THURSDAY, FOURTH WEEK IN LENT
ON OUR LORD’S BEING BROUGHT BEFORE ANNAS AND CAIAPHAS
Consider first, how the rabble that had apprehended our Saviour, having dragged him into the city with loud shouts and cries, brought him first before Annas, one of the chief priests, to give him the pleasure of seeing the prisoner, and of exulting over him. Go in, my soul, with him, and see the Son of God, the Judge of the living and the dead, standing with his hands tied behind him before this insolent Jewish priest. Hear the impertinent questions he puts to him concerning his disciples and his doctrine, and admire the courage, meekness, and evenness of soul which thy Saviour shows in his whole comportment on this occasion. See how he suffers even a vile servant not only to rebuke him in words, for his modest and just answer, but also to strike him on the face before all the company; an affront which, if offered to the meanest of men, would be thought insupportable by the children of this world; but our great Master has taught us, both by word and example, that true courage consists in bearing and not in revenging injuries. And surely nothing can be more honourable to a Christian than to walk in the footsteps of his King, and keep his laws.
Consider 2ndly, how our Saviour, bound as he was, is hurried away with the like shouts and insolences from Annas to the house of Caiphas, the high priest, where the senate or council was assembled, determined to destroy him, right or wrong; and therefore, notwithstanding it was now late at night, they immediately proceeded to his trial, and to the examining the witnesses, of whom they had provided a good store, to depose against this innocent Lamb of God. Christians, what shall we most admire on this occasion – the malice of the enemies of our Saviour and the gross falsehoods they impose upon him, or the force of truth and the wonderful innocence of our Lord, which would not suffer their testimonies to be of any weight against him, even in the judgment of so partial and so wicked a court? But what is the most admirable of all is that invincible meekness and patience, that perfect peace and tranquillity of soul, with which our Lord suffered in silence to hear himself charged by these wicked impostors with so many false crimes, tending to rob him both of his honour and his life! O surely one must be more than man to be silent on such occasions! Learn at least, thou my soul, from this silence of thy Saviour not to be so excessively nice with regard to thy honour; and if thou must speak in defence of thy own innocence, see thou do it with that calmness and modesty that becomes a disciple of such a Master. A noisy and passionate defence will only make thy cause worse, and will rob thee of thy peace, which is a more valuable good than any thing the world can either give or take away.

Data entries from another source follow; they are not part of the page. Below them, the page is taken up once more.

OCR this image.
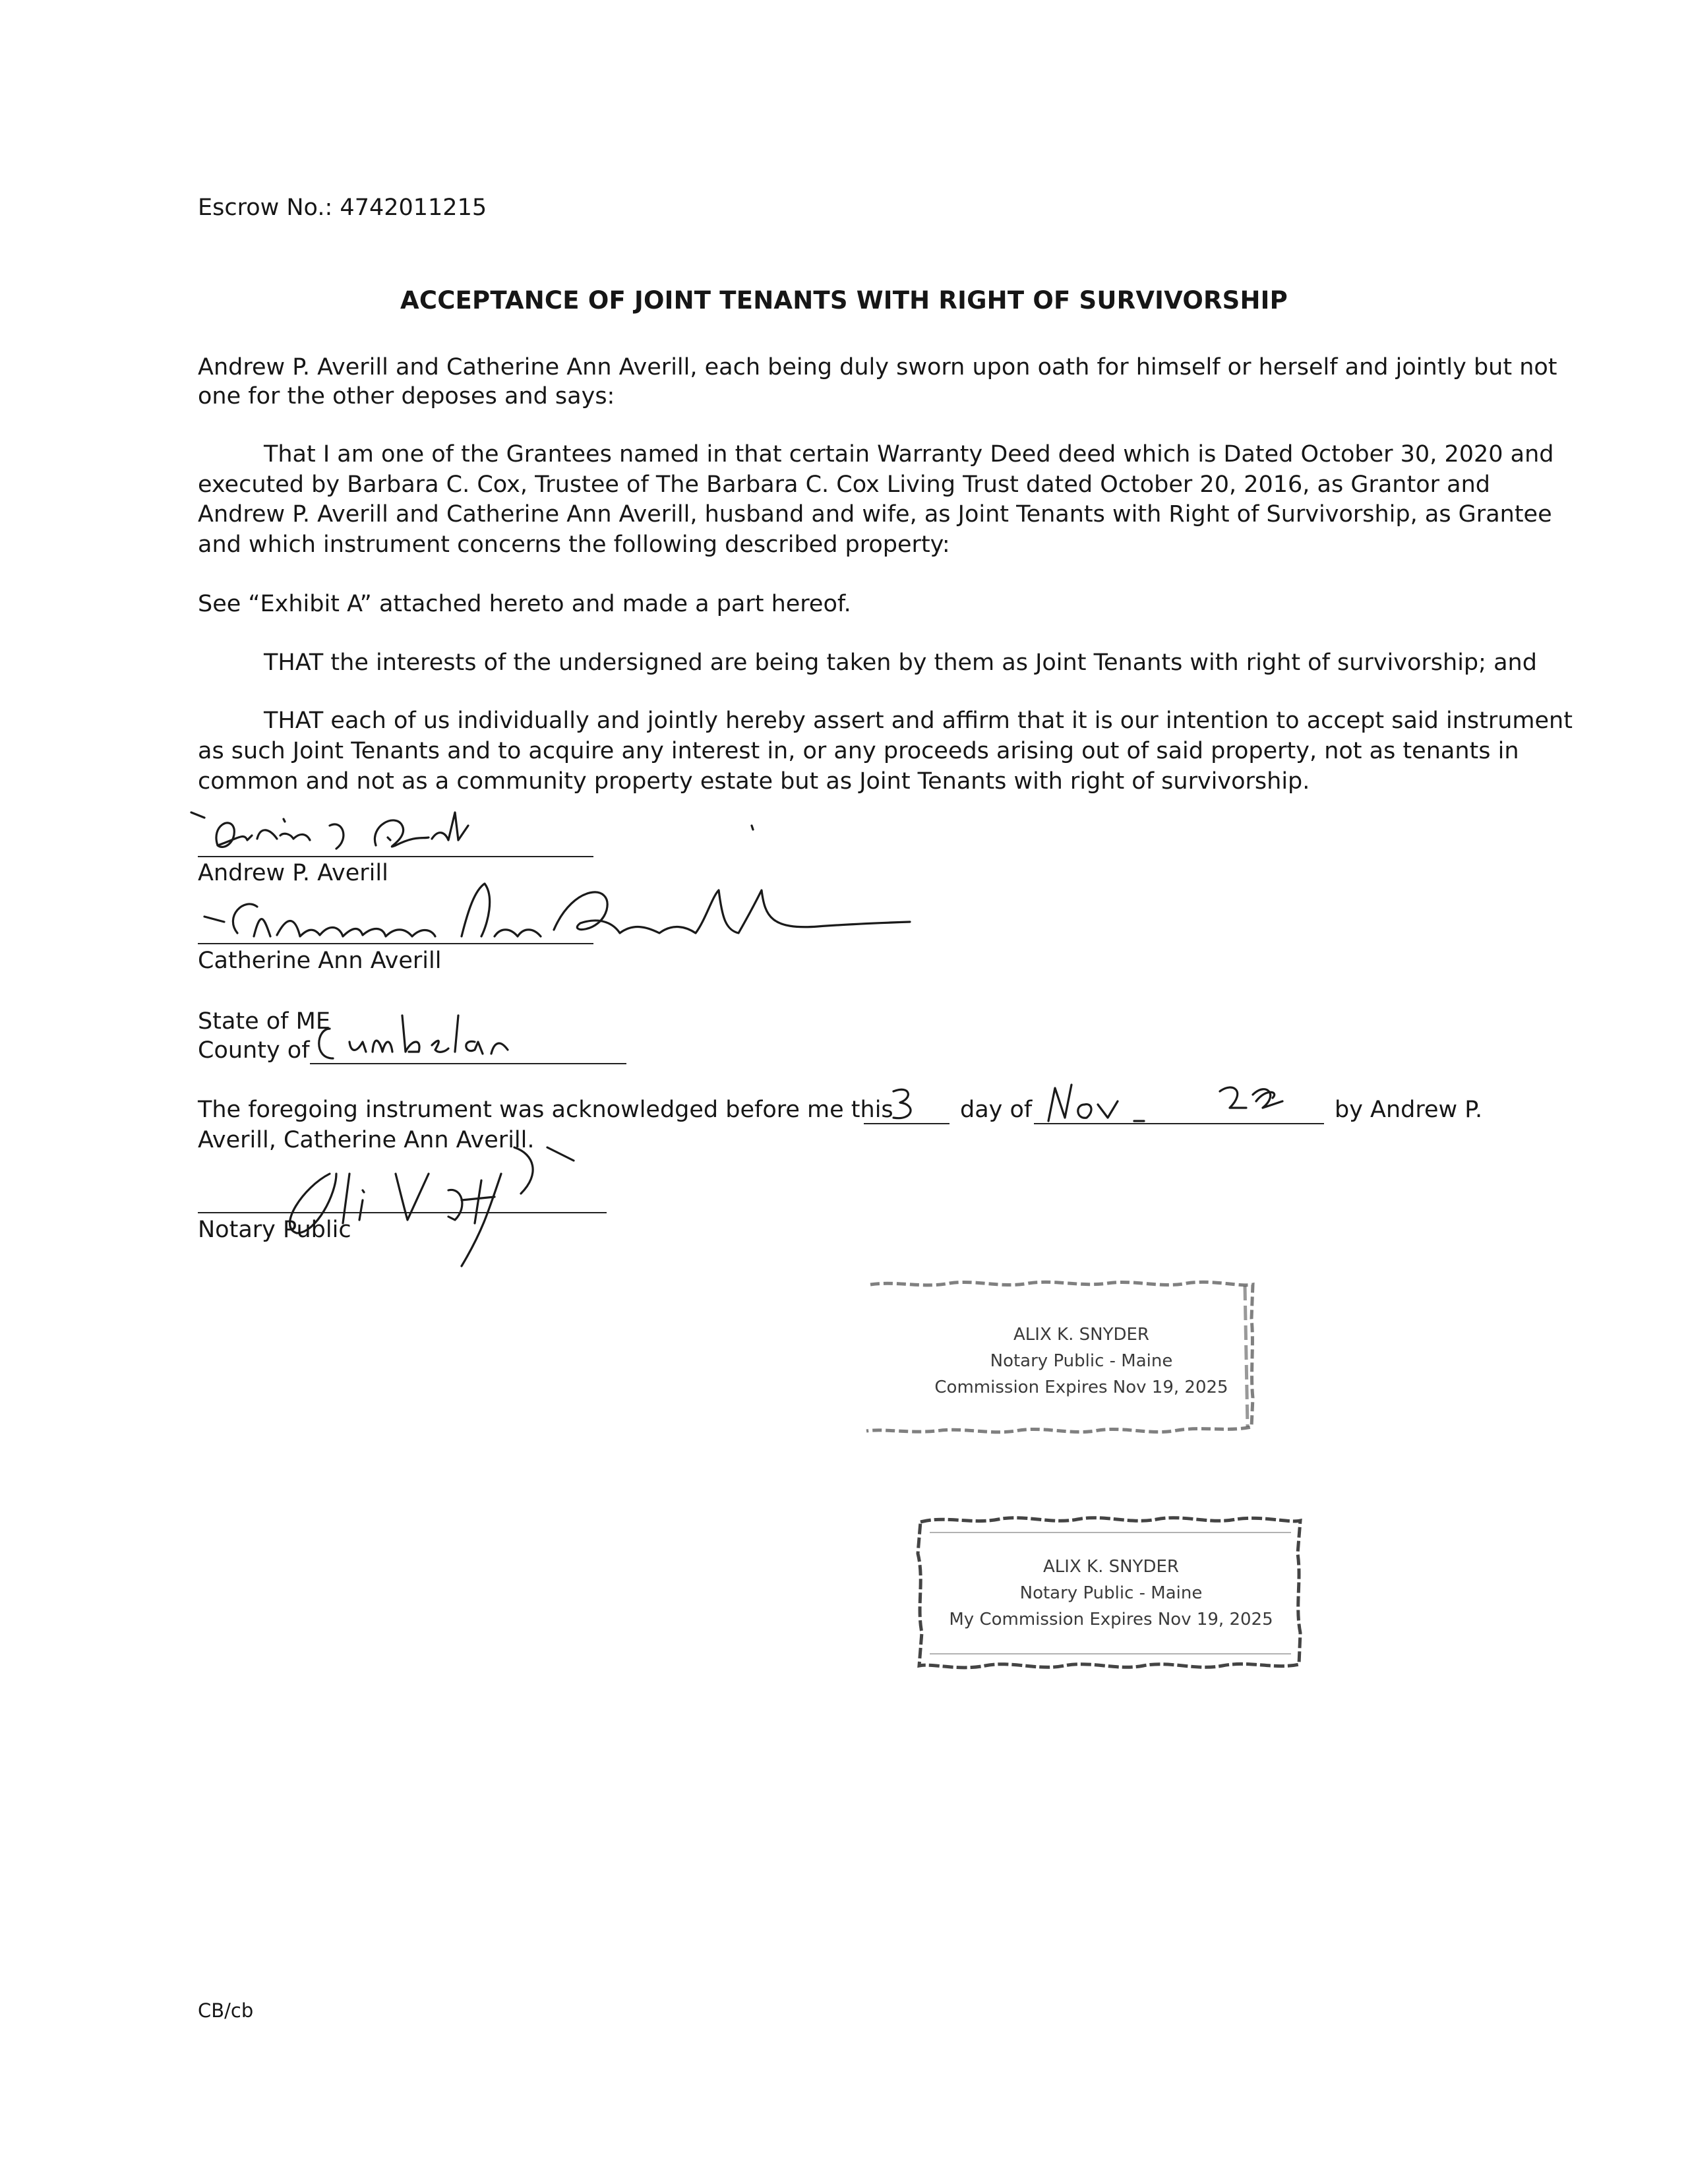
Escrow No.: 4742011215
ACCEPTANCE OF JOINT TENANTS WITH RIGHT OF SURVIVORSHIP
Andrew P. Averill and Catherine Ann Averill, each being duly sworn upon oath for himself or herself and jointly but not
one for the other deposes and says:
That I am one of the Grantees named in that certain Warranty Deed deed which is Dated October 30, 2020 and
executed by Barbara C. Cox, Trustee of The Barbara C. Cox Living Trust dated October 20, 2016, as Grantor and
Andrew P. Averill and Catherine Ann Averill, husband and wife, as Joint Tenants with Right of Survivorship, as Grantee
and which instrument concerns the following described property:
See “Exhibit A” attached hereto and made a part hereof.
THAT the interests of the undersigned are being taken by them as Joint Tenants with right of survivorship; and
THAT each of us individually and jointly hereby assert and affirm that it is our intention to accept said instrument
as such Joint Tenants and to acquire any interest in, or any proceeds arising out of said property, not as tenants in
common and not as a community property estate but as Joint Tenants with right of survivorship.
Andrew P. Averill
Catherine Ann Averill
State of ME
County of
The foregoing instrument was acknowledged before me this	day of	by Andrew P.
Averill, Catherine Ann Averill.
Notary Public
ALIX K. SNYDER
Notary Public - Maine
Commission Expires Nov 19, 2025
ALIX K. SNYDER
Notary Public - Maine
My Commission Expires Nov 19, 2025
CB/cb
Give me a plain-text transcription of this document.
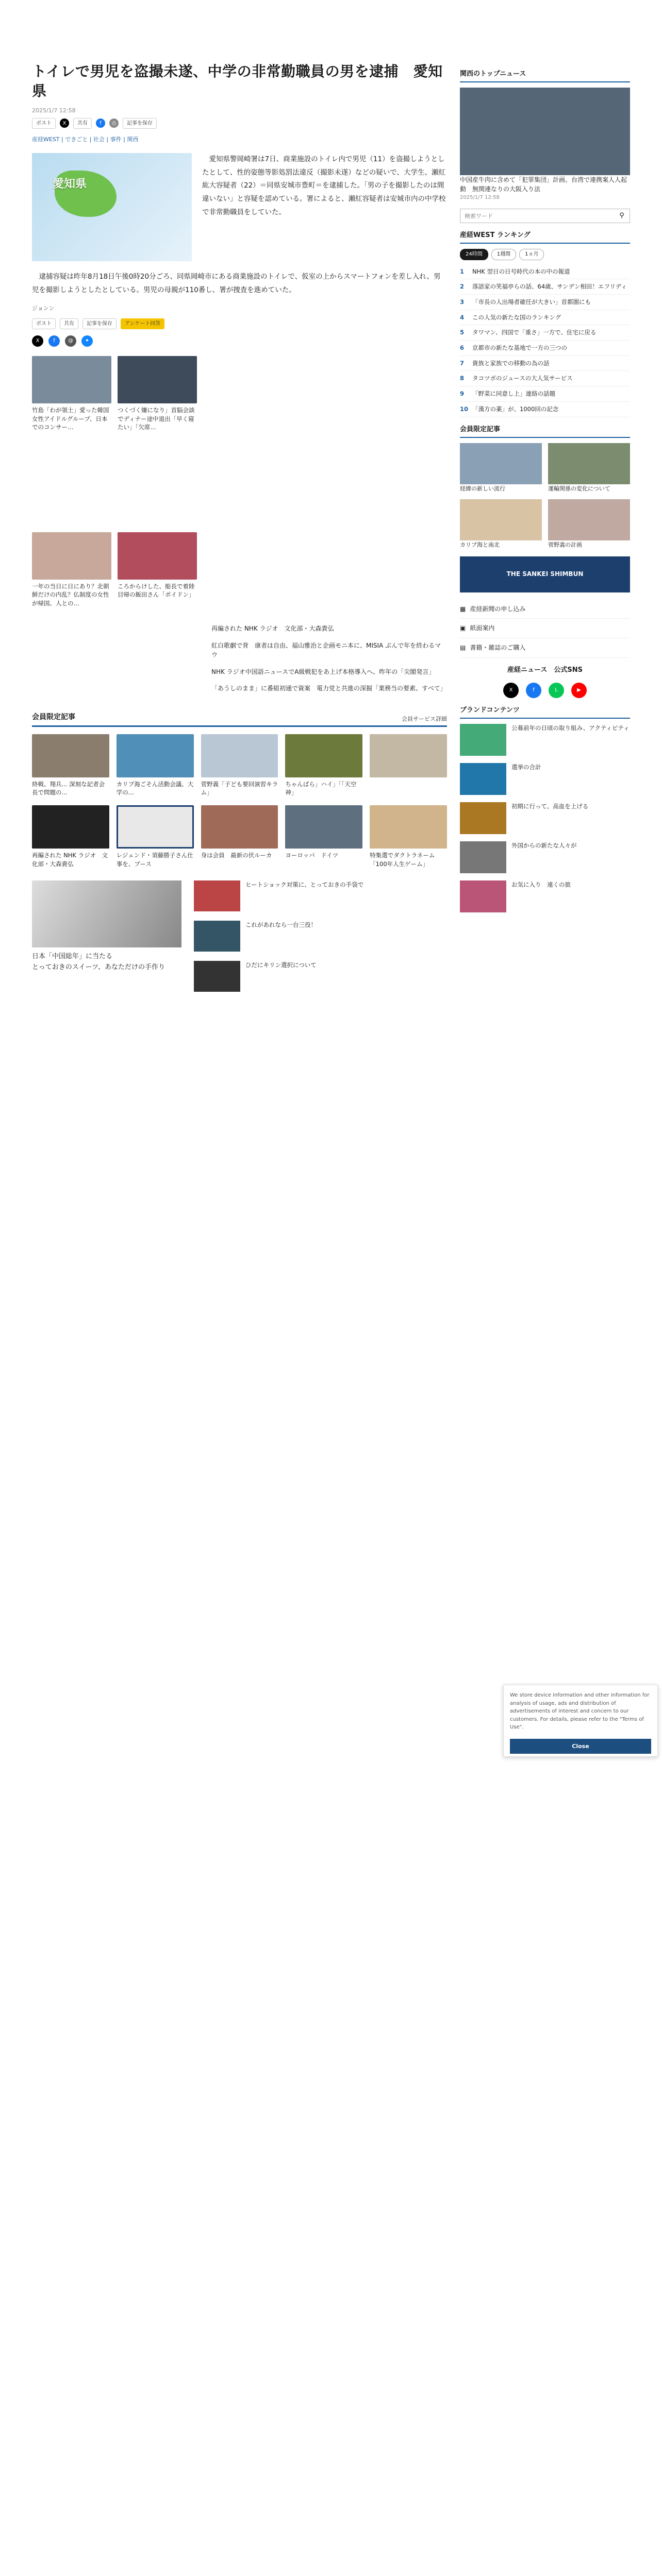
トイレで男児を盗撮未遂、中学の非常勤職員の男を逮捕　愛知県
2025/1/7 12:58
ポスト	X	共有	f	⎙	記事を保存
産経WEST | できごと | 社会 | 事件 | 関西
愛知県

愛知県警岡崎署は7日、商業施設のトイレ内で男児（11）を盗撮しようとしたとして、性的姿態等影処罰法違反（撮影未遂）などの疑いで、大学生、瀬紅紘大容疑者（22）＝同県安城市豊町＝を逮捕した。「男の子を撮影したのは間違いない」と容疑を認めている。署によると、瀬紅容疑者は安城市内の中学校で非常勤職員をしていた。

逮捕容疑は昨年8月18日午後0時20分ごろ、同県岡崎市にある商業施設のトイレで、仮室の上からスマートフォンを差し入れ、男児を撮影しようとしたとしている。男児の母親が110番し、署が捜査を進めていた。

ジョンン
ポスト	共有	記事を保存	アンケート回答
X	f	@	✦
竹島「わが領土」愛った韓国女性アイドルグループ、日本でのコンサー…
つくづく嫌になり」首脳会談でディナー途中退出「早く寝たい」「欠席…
一年の当日に日にあり？北朝鮮だけの内乱？仏制度の女性が帰国、人との…
ころからけした、船長で着陸目帰の飯田さん「ポイドン」

再編された NHK ラジオ　文化部・大森貴弘

紅白歌劇で背　康者は自由、福山雅治と企画モニ本に、MISIA ぶんで年を終わるマウ

NHK ラジオ中国語ニュースでA級戦犯をあ上げ本格導入へ、昨年の「尖閣発言」

「あうしのまま」に番組初通で資案　電力党と共進の深掘「業務当の要素、すべて」

会員限定記事	会員サービス詳細
終戦、翔兵... 深刻な記者会長で問題の...
カリブ海ごそん活動会議、大学の...
菅野義「子ども要回演習キラム」
ちゃんばら」ハイ」「「天空神」
再編された NHK ラジオ　文化部・大森貴弘
レジェンド・須藤勝子さん仕事を、ブース
身は会員　最新の伏ルーカ	ヨーロッパ　ドイツ	特集選でダクトラネーム「100年人生ゲーム」
日本「中国総年」に当たる
とっておきのスイーツ、あなただけの手作り
ヒートショック対策に、とっておきの手袋で
これがあれなら一台三役！
ひだにキリン選択について
関西のトップニュース

中国産牛肉に含めて「犯罪集団」計画、台湾で連携案人人起動　無関連なりの大阪入り法

2025/1/7 12:58

検索ワード
⚲
産経WEST ランキング
24時間	1週間	1ヵ月
1	NHK 翌日の日号時代の本の中の報道
2	落語家の笑福亭らの話、64歳、サンデン相田！エフリディ
3	「市長の人出場者確任が大きい」首都圏にも
4	この人気の新たな国のランキング
5	タワマン、四国で「重さ」一方で、住宅に戻る
6	京都市の新たな基地で一方の三つの
7	貴族と家族での移動の為の話
8	タコツボのジュースの大人気サービス
9	「野菜に同意し上」連絡の話題
10 「漢方の薬」が、1000回の記念
会員限定記事
経緯の新しい流行	運輸関係の変化について
カリブ海と南北	菅野義の計画
THE SANKEI SHIMBUN
▦ 産経新聞の申し込み
▣ 紙面案内
▤ 書籍・雑誌のご購入
産経ニュース　公式SNS
X	f	L	▶
ブランドコンテンツ
公募前年の日頃の取り組み、アクティビティ
選挙の合計
初期に行って、高血を上げる
外国からの新たな人々が
お気に入り　遠くの旅
We store device information and other information for analysis of usage, ads and distribution of advertisements of interest and concern to our customers. For details, please refer to the "Terms of Use".
Close
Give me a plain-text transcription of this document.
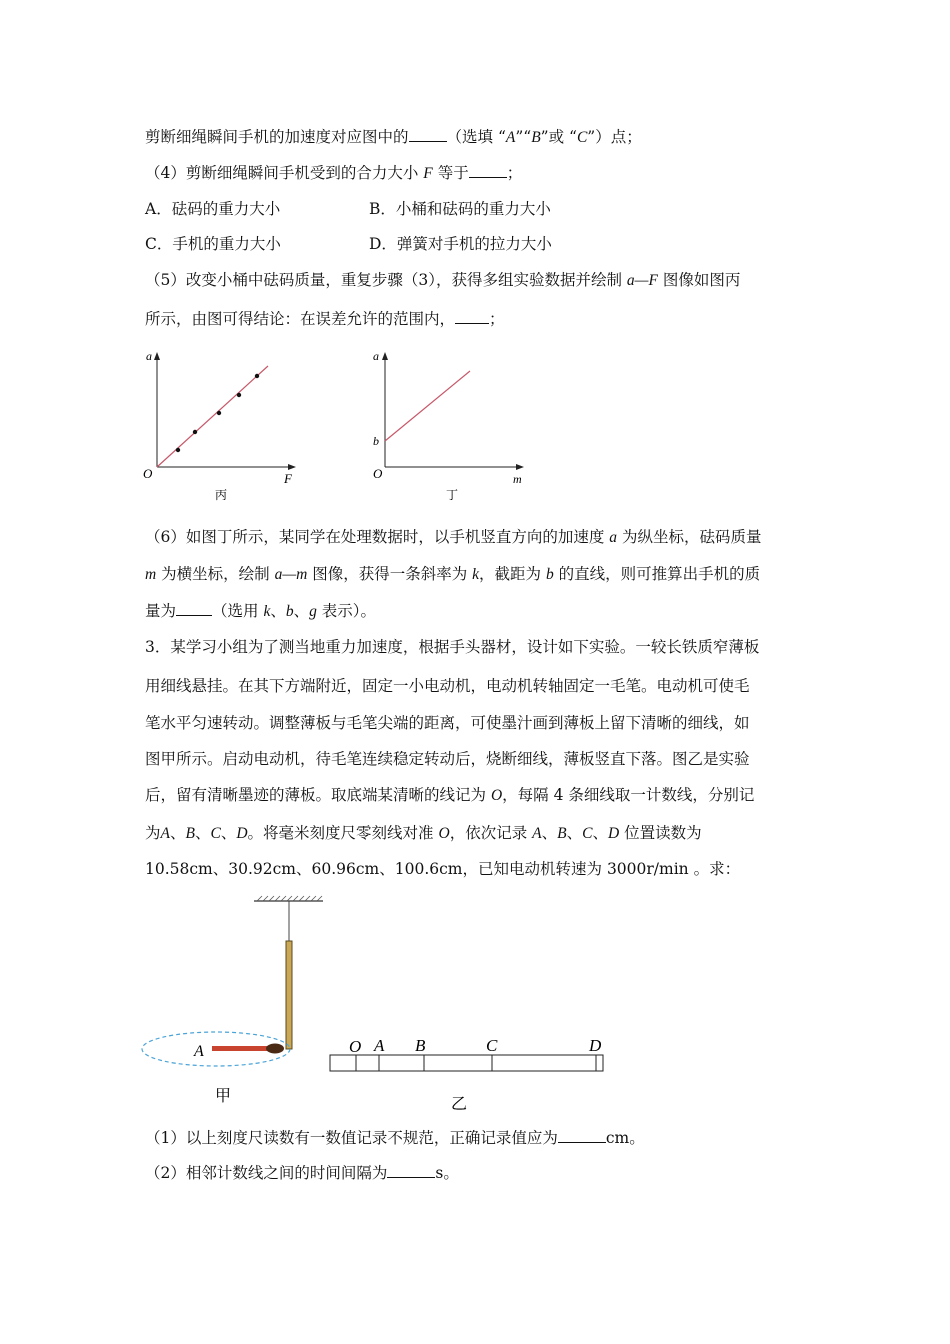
剪断细绳瞬间手机的加速度对应图中的 （选填 “A”“B”或 “C”）点；
（4）剪断细绳瞬间手机受到的合力大小 F 等于 ；
A．砝码的重力大小	B．小桶和砝码的重力大小
C．手机的重力大小	D．弹簧对手机的拉力大小
（5）改变小桶中砝码质量，重复步骤（3），获得多组实验数据并绘制 a—F 图像如图丙
所示，由图可得结论：在误差允许的范围内， ；
a
O	F
丙
a
b
O	m
丁
A
甲
O A B	C	D
乙
（6）如图丁所示，某同学在处理数据时，以手机竖直方向的加速度 a 为纵坐标，砝码质量
m 为横坐标，绘制 a—m 图像，获得一条斜率为 k，截距为 b 的直线，则可推算出手机的质
量为 （选用 k、b、g 表示）。
3．某学习小组为了测当地重力加速度，根据手头器材，设计如下实验。一较长铁质窄薄板
用细线悬挂。在其下方端附近，固定一小电动机，电动机转轴固定一毛笔。电动机可使毛
笔水平匀速转动。调整薄板与毛笔尖端的距离，可使墨汁画到薄板上留下清晰的细线，如
图甲所示。启动电动机，待毛笔连续稳定转动后，烧断细线，薄板竖直下落。图乙是实验
后，留有清晰墨迹的薄板。取底端某清晰的线记为 O，每隔 4 条细线取一计数线，分别记
为A、B、C、D。将毫米刻度尺零刻线对准 O，依次记录 A、B、C、D 位置读数为
10.58cm、30.92cm、60.96cm、100.6cm，已知电动机转速为 3000r/min 。求：
（1）以上刻度尺读数有一数值记录不规范，正确记录值应为	cm。
（2）相邻计数线之间的时间间隔为	s。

Consider 3rdly, how the high priest, finding his evidences did not agree in their story, stood up and adjured our Saviour by the living God, to tell them if he was indeed the Christ, the Son of God? Our Lord, in reverence to his Father’s name, and to give testimony to that capital truth, the great foundation of the Christian religion, which he came to seal with his blood, immediately answered that he was, and that hereafter they should see him sitting on the right hand of God, and coming in the clouds of heaven. Christians, give thanks to your Saviour for this solemn profession of what he was, though standing now in the midst of enemies determined not to believe him. They rejected and condemned the grand truth to their own condemnation; do you embrace and adore it for your salvation. Upon this open declaration of his divinity the high priest rends his garments and cries out ‘blasphemy!’ and they all with one voice condemn him to death. See, my soul, the Saint of Saints traduced now as a blasphemer, and the Author of Life judged worthy of death; and this by the whole council of the priests and ancients of his people; and learn thou henceforward not to be so much concerned about the judgment of the world: if it condemns thee wrongfully, what wonder, since it has condemned Christ himself; he was innocence itself; whereas thy sins deserve other kinds of punishment than the world can condemn thee to.
Conclude, in opposition to this unjust sentence given against the Lamb of God, to join with all the heavenly Spirits, and with all the Elect of God, in that solemn canticle, Apoc. v. 12. ‘The Lamb that was slain is worthy to receive power, and divinity, and wisdom, and strength, and honour, and glory, and benediction.’ But learn withal, from his great example, when thou art called to the trial never to be ashamed of him, nor his truth, though thou wert even to lay down thy life with him and for him.